Mais qui est l’auteur ?
La question des droits d’auteur est depuis longtemps sur le devant de la scène. Avec l’IA, le sujet est d’autant plus d’actualité. En résumé : à l’heure actuelle, la loi sur le droit d’auteur protège une œuvre seulement si celle-ci constitue une création intellectuelle, littéraire ou artistique dotée d’un caractère individuel et issue de l’expression d’une pensée et se repose sur la volonté humaine pour bénéficier d’une protection juridique. « Les morceaux ou chansons générées par les machines à partir d’autres contenus ne peuvent donc pas bénéficier de la protection du droit d’auteur. En revanche, si un artiste utilise l’IA dans le cadre d’une vraie démarche créative humaine et si le résultat porte un caractère individuel, il peut obtenir un droit d’auteur sur l’œuvre » explique Céline Evéquoz, cheffe de division du service juridique et communication à Lausanne de la SUISA.
La difficulté actuelle réside aujourd’hui autant dans la définition de cette démarche artistique que dans le fonctionnement même de l’algorithme, étant donné que de nombreuses œuvres peuvent être utilisées pour entraîner la machine. Pour répondre à cette problématique, des détecteurs de l’IA permettent de savoir si la composition et les paroles ont été créées par l’être humain. « Les technologies numériques amplifient les enjeux actuels. Dans ce contexte, nous conseillons d’utiliser les licences Creative Commons, qui offrent aux artistes un moyen simple de déterminer les conditions d’utilisation de leur travail, tout en assurant une traçabilité des contenus. Mais aucun outil ne garantit cependant une protection totale, ce qui explique que certains musiciens choisissent de diffuser une partie de leur travail uniquement en live par exemple » explique Anne Nicole. Pour compléter ces protections, les initiatives légales, comme la motion Gössi, déposée au Parlement suisse, visent à renforcer la protection de la propriété intellectuelle face à l’utilisation des contenus par l’IA et notamment pour les entrainements des algorithmes.

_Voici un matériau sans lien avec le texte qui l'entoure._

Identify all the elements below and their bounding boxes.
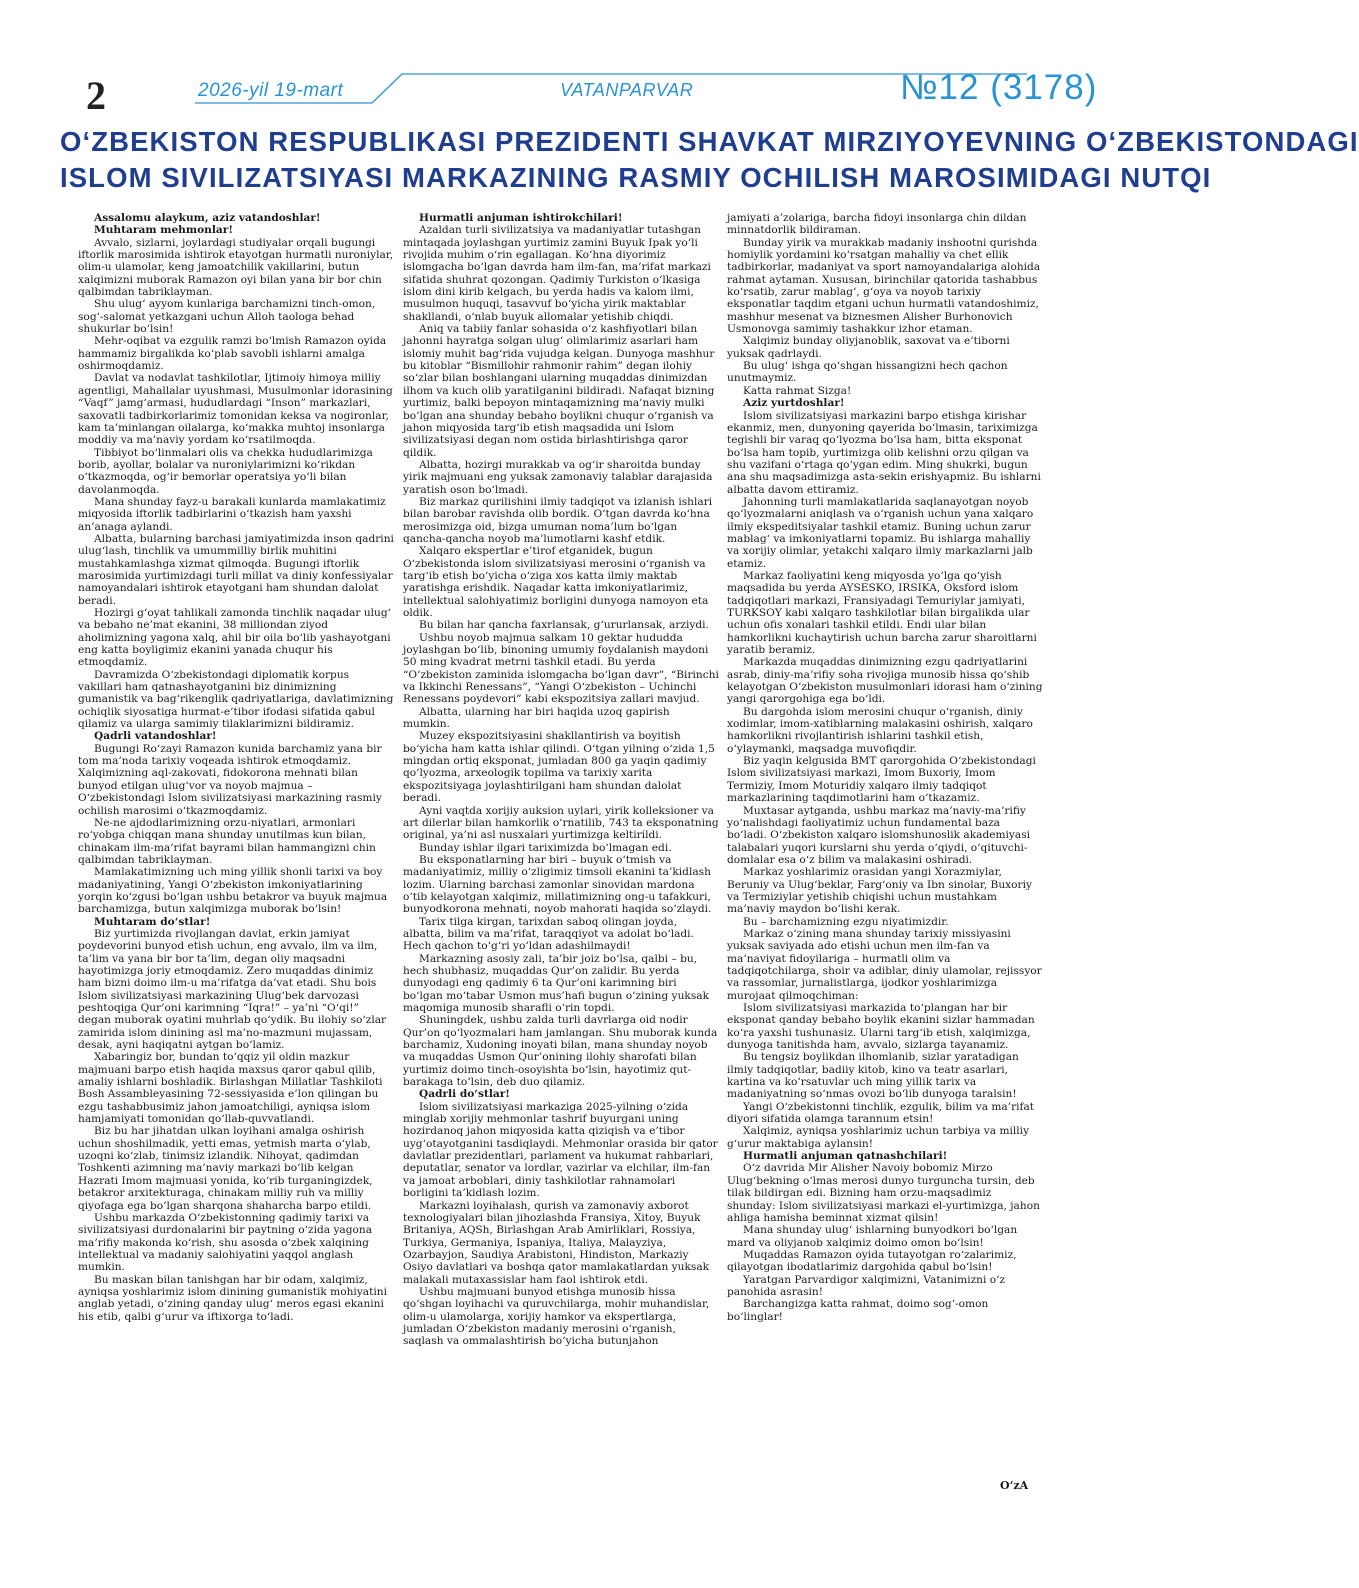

Un autre aspect intéressant concerne la distinction entre les droits d’auteur, qui protègent l’auteur, et les droits voisins, qui visent à protéger le travail d’interprétation et d’enregistrement. « Si la musique et les paroles sont intégralement générées par l’IA, le morceau ne peut pas, par définition, bénéficier des droits d’auteur. En revanche, les droits d’artiste sur la prestation peuvent être reconnus et octroyés si les conditions prévues dans les articles 33LDA et 36LDA sont remplies » soulève Céline Evéquoz.
En conclusion, voici un couplet et un refrain, générés par ChatGPT le 8 janvier 2026 :
Des algorithmes qui composent à la vitesse de la nuit,
Des accords sans passé, des voix sans lendemain écrit,
Entre promesses de génie et copies bien polies,
La musique hésite encore entre machine et esprit.
Qui tient la plume quand la machine chante aussi fort ?
Qui signe l’émotion quand le code touche l’accord ?
Entre l’humain qui doute et l’IA qui sait tout faire,
La musique cherche son âme, quelque part entre les deux airs.